Jessie Latimer was brought up in Annan and one of her main interests during her youth was singing and performing. On December 3rd 1914 she took part in a concert at the Victoria Hall in Annan as part of the Soldiers and Sailors’ Work Party Fund. Her younger sister Margaret also took part in a section of the performance titled the ‘Butterfly Queen’, whereas Jessie appeared in ‘Our Allies’, where she sang the song  ‘Ready, aye ready’.

Jessie mentioned in the Annandale Observer 11th May 1917.

Jessie Latimer is documented appearing at numerous local events between 1914 and 1916 along with Gina Beattie, Elsie Longmuir and Etta Robinson. Jessie entered the factory in the autumn of 1916 along with several of her friends and seems to have worked at the Dornock section, which is interesting as her father Robert was born in Dornock in 1867.

Photo from The Devil’s Porridge Museum archives collection. Could Jessie have been doing something similar to these women, who were working in the cordite section of HM Factory Gretna?

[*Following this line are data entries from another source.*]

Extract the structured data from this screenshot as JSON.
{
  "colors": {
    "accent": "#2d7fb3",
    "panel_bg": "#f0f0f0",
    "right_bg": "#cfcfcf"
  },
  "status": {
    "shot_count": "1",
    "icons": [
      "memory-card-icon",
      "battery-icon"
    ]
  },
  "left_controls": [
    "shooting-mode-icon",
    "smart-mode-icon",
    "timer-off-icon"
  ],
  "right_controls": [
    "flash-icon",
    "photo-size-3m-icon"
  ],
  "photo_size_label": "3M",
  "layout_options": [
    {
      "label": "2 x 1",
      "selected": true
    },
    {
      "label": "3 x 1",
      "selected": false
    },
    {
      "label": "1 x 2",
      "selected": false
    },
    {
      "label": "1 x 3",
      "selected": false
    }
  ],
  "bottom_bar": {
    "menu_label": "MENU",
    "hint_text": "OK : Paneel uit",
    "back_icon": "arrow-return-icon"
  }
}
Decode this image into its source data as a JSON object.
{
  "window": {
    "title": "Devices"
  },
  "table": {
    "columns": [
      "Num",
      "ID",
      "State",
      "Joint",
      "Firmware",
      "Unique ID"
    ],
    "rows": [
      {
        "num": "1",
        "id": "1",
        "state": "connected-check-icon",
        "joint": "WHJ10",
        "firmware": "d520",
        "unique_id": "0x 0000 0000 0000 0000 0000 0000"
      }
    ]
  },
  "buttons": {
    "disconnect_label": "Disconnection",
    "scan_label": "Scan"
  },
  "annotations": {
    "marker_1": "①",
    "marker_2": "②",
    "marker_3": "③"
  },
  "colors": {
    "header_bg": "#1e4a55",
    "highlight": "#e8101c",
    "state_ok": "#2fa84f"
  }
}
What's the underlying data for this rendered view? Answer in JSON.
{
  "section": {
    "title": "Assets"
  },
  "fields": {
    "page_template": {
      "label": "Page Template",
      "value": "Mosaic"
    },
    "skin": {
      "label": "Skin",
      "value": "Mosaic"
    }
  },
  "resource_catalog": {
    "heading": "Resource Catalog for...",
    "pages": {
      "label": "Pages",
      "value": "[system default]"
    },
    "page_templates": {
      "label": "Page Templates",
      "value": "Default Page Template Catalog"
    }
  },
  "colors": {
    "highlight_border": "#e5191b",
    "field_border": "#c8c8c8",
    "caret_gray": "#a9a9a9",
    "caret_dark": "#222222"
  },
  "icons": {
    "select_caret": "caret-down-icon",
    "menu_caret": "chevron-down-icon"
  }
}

Jessie continued singing and on 11 May 1917 Jessie performed as part of a variety concert at the Central Hall Eastriggs held under the auspices of the Gretna Social & Athletic Association. She also seems to have been involved in sport there is a suggestion that she appeared in the team line up for the Dornock hockey side and a J. Latimer appears on the team sheet for the Gretna Girls football team which travelled to Carlisle to play the Carlisle Munitioners at Brumpton Park in a charity match. Jessie was also involved in fund rising for war charities running a stall at the ‘Worlds Fair’ event in Annan on 8 September 1917.

Could Jessie be in this line up of The Mossband Swifts? They were one of the women’s football teams at Gretna. As she worked in the Dornock section of the factory, it may be that she was part of a team formed of Dornock workers.

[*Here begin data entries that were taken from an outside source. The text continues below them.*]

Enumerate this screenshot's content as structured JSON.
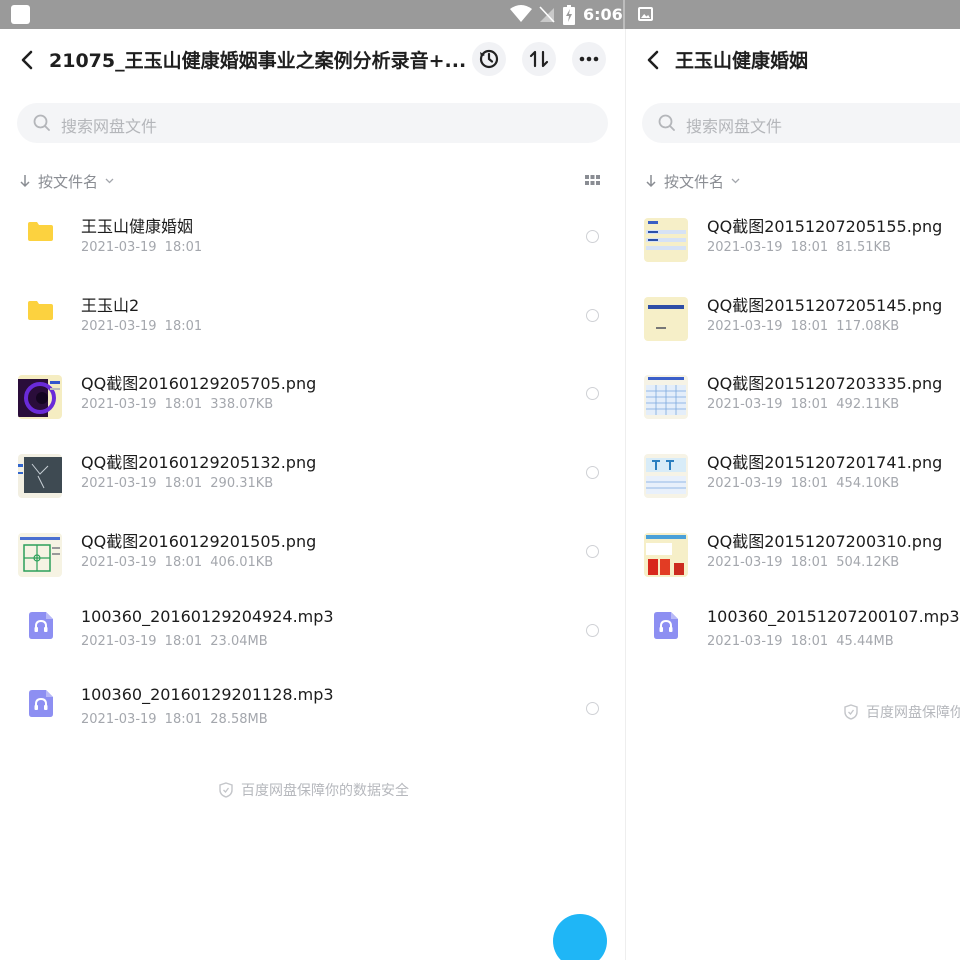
{
  "status_bar": {
    "time": "6:06"
  },
  "left": {
    "title": "21075_王玉山健康婚姻事业之案例分析录音+...",
    "search_placeholder": "搜索网盘文件",
    "sort_label": "按文件名",
    "files": [
      {
        "name": "王玉山健康婚姻",
        "meta": "2021-03-19 18:01",
        "type": "folder",
        "icon": "folder-icon"
      },
      {
        "name": "王玉山2",
        "meta": "2021-03-19 18:01",
        "type": "folder",
        "icon": "folder-icon"
      },
      {
        "name": "QQ截图20160129205705.png",
        "meta": "2021-03-19 18:01 338.07KB",
        "type": "image"
      },
      {
        "name": "QQ截图20160129205132.png",
        "meta": "2021-03-19 18:01 290.31KB",
        "type": "image"
      },
      {
        "name": "QQ截图20160129201505.png",
        "meta": "2021-03-19 18:01 406.01KB",
        "type": "image"
      },
      {
        "name": "100360_20160129204924.mp3",
        "meta": "2021-03-19 18:01 23.04MB",
        "type": "audio",
        "icon": "audio-file-icon"
      },
      {
        "name": "100360_20160129201128.mp3",
        "meta": "2021-03-19 18:01 28.58MB",
        "type": "audio",
        "icon": "audio-file-icon"
      }
    ],
    "footer": "百度网盘保障你的数据安全"
  },
  "right": {
    "title": "王玉山健康婚姻",
    "search_placeholder": "搜索网盘文件",
    "sort_label": "按文件名",
    "files": [
      {
        "name": "QQ截图20151207205155.png",
        "meta": "2021-03-19 18:01 81.51KB",
        "type": "image"
      },
      {
        "name": "QQ截图20151207205145.png",
        "meta": "2021-03-19 18:01 117.08KB",
        "type": "image"
      },
      {
        "name": "QQ截图20151207203335.png",
        "meta": "2021-03-19 18:01 492.11KB",
        "type": "image"
      },
      {
        "name": "QQ截图20151207201741.png",
        "meta": "2021-03-19 18:01 454.10KB",
        "type": "image"
      },
      {
        "name": "QQ截图20151207200310.png",
        "meta": "2021-03-19 18:01 504.12KB",
        "type": "image"
      },
      {
        "name": "100360_20151207200107.mp3",
        "meta": "2021-03-19 18:01 45.44MB",
        "type": "audio",
        "icon": "audio-file-icon"
      }
    ],
    "footer": "百度网盘保障你"
  },
  "colors": {
    "folder": "#fcd23f",
    "audio": "#8d8ff2",
    "fab": "#1fb6f6",
    "status_bar": "#9a9a9a"
  }
}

After the war Jessie met William Armstrong Fyfe, a trainee dentist. He had been conscripted as a Gunner but was discharged in 1916 on medical grounds. The couple married in Grimsby Lincolnshire in 1920 and William Fyfe qualified as a dentist in 1921. They moved to Edinburgh in 1923 residing at 10a, Bruntsfield Avenue but the couple soon returned to Grimsby where William worked at a new dental practice on 78 Grimsby Road. A few years later William died on 5 May 1929. Following her husband’s death Jessie moved back to Scotland and lived for many years in Lockerbie where she died in April 1958.

A beautiful colourised photo of Jessie Rose Latimer, done by Stuart.